Guru juga harus memiliki kemampuan membuat perencanaan untuk mencapai tujuan pembelajaran
tertentu, melalui progam, sasaran tahapan aktifitas, menyediakan contoh, mengkoreksi praktik agar
sesuai dengan rencana, dan tidak melepas siswa belajar sendiri. Untuk itu guru harus melakukan upaya
antara lain :

a. Menghubungkan progam pembelajaran dengan tujuan dan sasaran pendidikan.

b. Menyusun tujuan yang jelas dalam progam pembelajaran dalam rangka mencapai tujuan
pembelajaran siswa sebagai mana telah yang di sepakati sebelumnya.

c. Pilih dan buat tahapan aktifitas belajar untuk mencapai tujuan yang telah di rencanakan.

d. Perhatikan tujuan siswa dan segala capaian yang telah di raih oleh siswa sebelumnya.
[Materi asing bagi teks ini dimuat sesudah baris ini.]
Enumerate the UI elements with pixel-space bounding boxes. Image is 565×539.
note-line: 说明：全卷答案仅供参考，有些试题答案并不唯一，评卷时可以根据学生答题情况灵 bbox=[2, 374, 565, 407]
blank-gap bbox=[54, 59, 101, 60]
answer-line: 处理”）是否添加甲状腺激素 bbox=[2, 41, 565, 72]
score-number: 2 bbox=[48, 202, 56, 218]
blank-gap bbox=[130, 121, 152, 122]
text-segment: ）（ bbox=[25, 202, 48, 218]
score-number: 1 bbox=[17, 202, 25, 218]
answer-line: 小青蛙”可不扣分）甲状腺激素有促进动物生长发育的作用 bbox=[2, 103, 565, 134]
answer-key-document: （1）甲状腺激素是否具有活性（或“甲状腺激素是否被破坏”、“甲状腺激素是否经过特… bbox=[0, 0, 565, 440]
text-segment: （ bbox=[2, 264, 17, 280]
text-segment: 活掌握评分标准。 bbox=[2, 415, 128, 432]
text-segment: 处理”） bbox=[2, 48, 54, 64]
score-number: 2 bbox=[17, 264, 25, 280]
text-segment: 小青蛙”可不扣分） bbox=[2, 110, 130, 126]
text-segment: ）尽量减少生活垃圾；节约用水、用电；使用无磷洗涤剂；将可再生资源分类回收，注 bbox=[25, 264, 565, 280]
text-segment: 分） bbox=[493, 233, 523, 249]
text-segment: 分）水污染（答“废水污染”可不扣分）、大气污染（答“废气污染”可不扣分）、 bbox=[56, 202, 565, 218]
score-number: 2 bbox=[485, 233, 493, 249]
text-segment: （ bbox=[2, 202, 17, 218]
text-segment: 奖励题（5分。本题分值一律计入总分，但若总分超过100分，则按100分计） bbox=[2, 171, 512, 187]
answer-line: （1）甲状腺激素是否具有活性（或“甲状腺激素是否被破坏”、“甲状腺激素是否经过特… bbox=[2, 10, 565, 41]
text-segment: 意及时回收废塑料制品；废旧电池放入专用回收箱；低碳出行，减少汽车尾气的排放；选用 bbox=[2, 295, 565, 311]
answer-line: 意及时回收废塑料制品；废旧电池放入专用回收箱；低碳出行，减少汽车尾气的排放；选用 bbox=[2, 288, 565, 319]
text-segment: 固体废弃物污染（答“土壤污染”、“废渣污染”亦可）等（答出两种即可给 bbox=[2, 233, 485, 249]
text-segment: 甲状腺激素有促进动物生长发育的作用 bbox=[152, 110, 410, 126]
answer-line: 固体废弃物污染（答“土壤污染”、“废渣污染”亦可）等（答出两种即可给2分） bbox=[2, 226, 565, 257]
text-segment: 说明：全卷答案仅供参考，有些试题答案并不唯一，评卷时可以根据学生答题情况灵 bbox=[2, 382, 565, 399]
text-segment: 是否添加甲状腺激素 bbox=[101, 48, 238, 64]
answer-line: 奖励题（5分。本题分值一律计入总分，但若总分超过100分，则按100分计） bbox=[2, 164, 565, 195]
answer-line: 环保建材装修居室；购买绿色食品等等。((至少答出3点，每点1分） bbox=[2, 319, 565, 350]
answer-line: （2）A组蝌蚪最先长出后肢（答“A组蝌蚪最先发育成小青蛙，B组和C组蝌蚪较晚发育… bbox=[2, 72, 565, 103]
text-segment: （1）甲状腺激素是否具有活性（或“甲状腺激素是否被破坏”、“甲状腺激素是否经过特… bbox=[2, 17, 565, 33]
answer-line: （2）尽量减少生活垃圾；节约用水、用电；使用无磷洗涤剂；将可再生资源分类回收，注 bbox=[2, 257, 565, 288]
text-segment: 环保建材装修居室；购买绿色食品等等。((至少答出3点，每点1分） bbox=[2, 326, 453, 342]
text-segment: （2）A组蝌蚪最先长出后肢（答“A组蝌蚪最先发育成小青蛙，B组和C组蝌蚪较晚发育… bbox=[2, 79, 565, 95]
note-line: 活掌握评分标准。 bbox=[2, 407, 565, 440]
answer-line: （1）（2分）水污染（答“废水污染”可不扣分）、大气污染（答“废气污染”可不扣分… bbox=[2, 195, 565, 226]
e. Susunan strategi pembelajaran behavioristik dengan berupaya mengembangkan pembelajaran,


tahap demi tahap, serta jamin tersedia contoh pada masing-masing tahap, berikan koreksi pada praktek
yang salah, upayakan tidak melepaskan siswa belajar sendri secara langsung, melainkan bimbing dan
kalau hendak melepaskan lakukan sevara bertahap.

f. Hubungan proses penilaian atau evaluasi dengan strategi, tujuan, isi dan tugas pembelajaran.[17]